Peer-review started: May 27, 2020
First decision: June 5, 2020
Revised: August 19, 2020
Accepted: September 14, 2020
Article in press: September 14, 2020
Published online: November 29, 2020
Contrast-induced nephropathy (CIN) is a reversible form of acute kidney injury that occurs within 48-72 h of exposure to intravascular contrast material. A higher 1-mo and 1-year mortality rates have been reported in these patients, particularly following arterial angiography.
The cornerstone of CIN management is prevention.
To help with early identification and timely initiation of preventive measures in patients otherwise considered low risk for development of CIN after transarterial hepatic artery embolization.
Retrospective review of all patients who underwent hepatic artery embolization between 2010 and 2011 (n = 162) was performed. After removing exclusions, the study group comprised of 84 patients with 106 procedures. CIN was defined as 25% increase above baseline serum creatinine or absolute increase ≥ 0.5 mg/dL within 72 h post-embolization. Post-embolization computed tomographic (CT) was reviewed for renal enhancement patterns and presence of renal artery calcifications. The association between non-contrast CT findings and CIN development was examined by Fisher’s Exact Test.

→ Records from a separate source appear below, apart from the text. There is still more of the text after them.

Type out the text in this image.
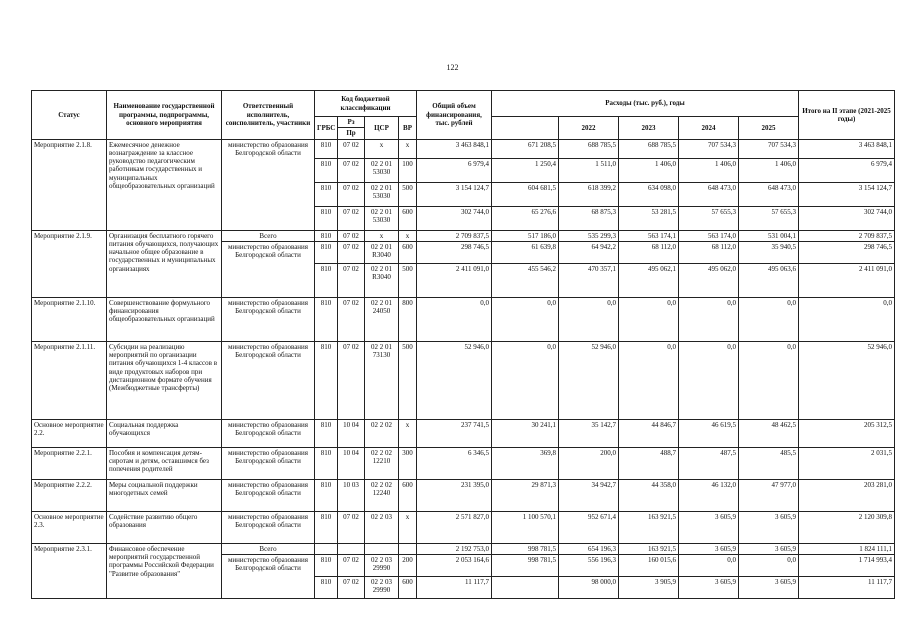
122
Статус	Наименование государственной программы, подпрограммы, основного мероприятия	Ответственный исполнитель, соисполнитель, участники	Код бюджетной классификации				Общий объем финансирования, тыс. рублей	Расходы (тыс. руб.), годы					Итого на II этапе (2021-2025 годы)
			ГРБС	Рз	ЦСР	ВР			2022	2023	2024	2025	
				Пр									
Мероприятие 2.1.8.	Ежемесячное денежное вознаграждение за классное руководство педагогическим работникам государственных и муниципальных общеобразовательных организаций	министерство образования Белгородской области	810	07 02	х	х	3 463 848,1	671 208,5	688 785,5	688 785,5	707 534,3	707 534,3	3 463 848,1
			810	07 02	02 2 01 53030	100	6 979,4	1 250,4	1 511,0	1 406,0	1 406,0	1 406,0	6 979,4
			810	07 02	02 2 01 53030	500	3 154 124,7	604 681,5	618 399,2	634 098,0	648 473,0	648 473,0	3 154 124,7
			810	07 02	02 2 01 53030	600	302 744,0	65 276,6	68 875,3	53 281,5	57 655,3	57 655,3	302 744,0
Мероприятие 2.1.9.	Организация бесплатного горячего питания обучающихся, получающих начальное общее образование в государственных и муниципальных организациях	Всего	810	07 02	х	х	2 709 837,5	517 186,0	535 299,3	563 174,1	563 174,0	531 004,1	2 709 837,5
		министерство образования Белгородской области	810	07 02	02 2 01 R3040	600	298 746,5	61 639,8	64 942,2	68 112,0	68 112,0	35 940,5	298 746,5
			810	07 02	02 2 01 R3040	500	2 411 091,0	455 546,2	470 357,1	495 062,1	495 062,0	495 063,6	2 411 091,0
Мероприятие 2.1.10.	Совершенствование формульного финансирования общеобразовательных организаций	министерство образования Белгородской области	810	07 02	02 2 01 24050	800	0,0	0,0	0,0	0,0	0,0	0,0	0,0
Мероприятие 2.1.11.	Субсидии на реализацию мероприятий по организации питания обучающихся 1-4 классов в виде продуктовых наборов при дистанционном формате обучения (Межбюджетные трансферты)	министерство образования Белгородской области	810	07 02	02 2 01 73130	500	52 946,0	0,0	52 946,0	0,0	0,0	0,0	52 946,0
Основное мероприятие 2.2.	Социальная поддержка обучающихся	министерство образования Белгородской области	810	10 04	02 2 02	х	237 741,5	30 241,1	35 142,7	44 846,7	46 619,5	48 462,5	205 312,5
Мероприятие 2.2.1.	Пособия и компенсация детям-сиротам и детям, оставшимся без попечения родителей	министерство образования Белгородской области	810	10 04	02 2 02 12210	300	6 346,5	369,8	200,0	488,7	487,5	485,5	2 031,5
Мероприятие 2.2.2.	Меры социальной поддержки многодетных семей	министерство образования Белгородской области	810	10 03	02 2 02 12240	600	231 395,0	29 871,3	34 942,7	44 358,0	46 132,0	47 977,0	203 281,0
Основное мероприятие 2.3.	Содействие развитию общего образования	министерство образования Белгородской области	810	07 02	02 2 03	х	2 571 827,0	1 100 570,1	952 671,4	163 921,5	3 605,9	3 605,9	2 120 309,8
Мероприятие 2.3.1.	Финансовое обеспечение мероприятий государственной программы Российской Федерации "Развитие образования"	Всего					2 192 753,0	998 781,5	654 196,3	163 921,5	3 605,9	3 605,9	1 824 111,1
		министерство образования Белгородской области	810	07 02	02 2 03 29990	200	2 053 164,6	998 781,5	556 196,3	160 015,6	0,0	0,0	1 714 993,4
			810	07 02	02 2 03 29990	600	11 117,7		98 000,0	3 905,9	3 605,9	3 605,9	11 117,7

CIN occurred in 11/106 (10.3%) procedures (Group A, n = 10). The renal enhancement pattern in patients who did not experience CIN (Group B, n = 74 with 95/106 procedures) was late excretory in 93/95 (98%) and early excretory (EE) in 2/95 (2%). However, in Group A, there was a significantly higher rate of EE pattern (6/11, 55%) compared to late excretory pattern (5/11) (P < 0.001). A significantly higher percentage of patients that developed CIN had renal artery calcifications (6/11 vs 20/95, 55% vs 21%, P = 0.02).
A hyperdense renal parenchyma relative to surrounding skeletal muscle (EE pattern) and presence of renal artery calcifications on immediate post-HAE non-contrast CT images in patients with low risk for CIN are independently associated with CIN development.
Prospective studies are required to further assess the findings of this study.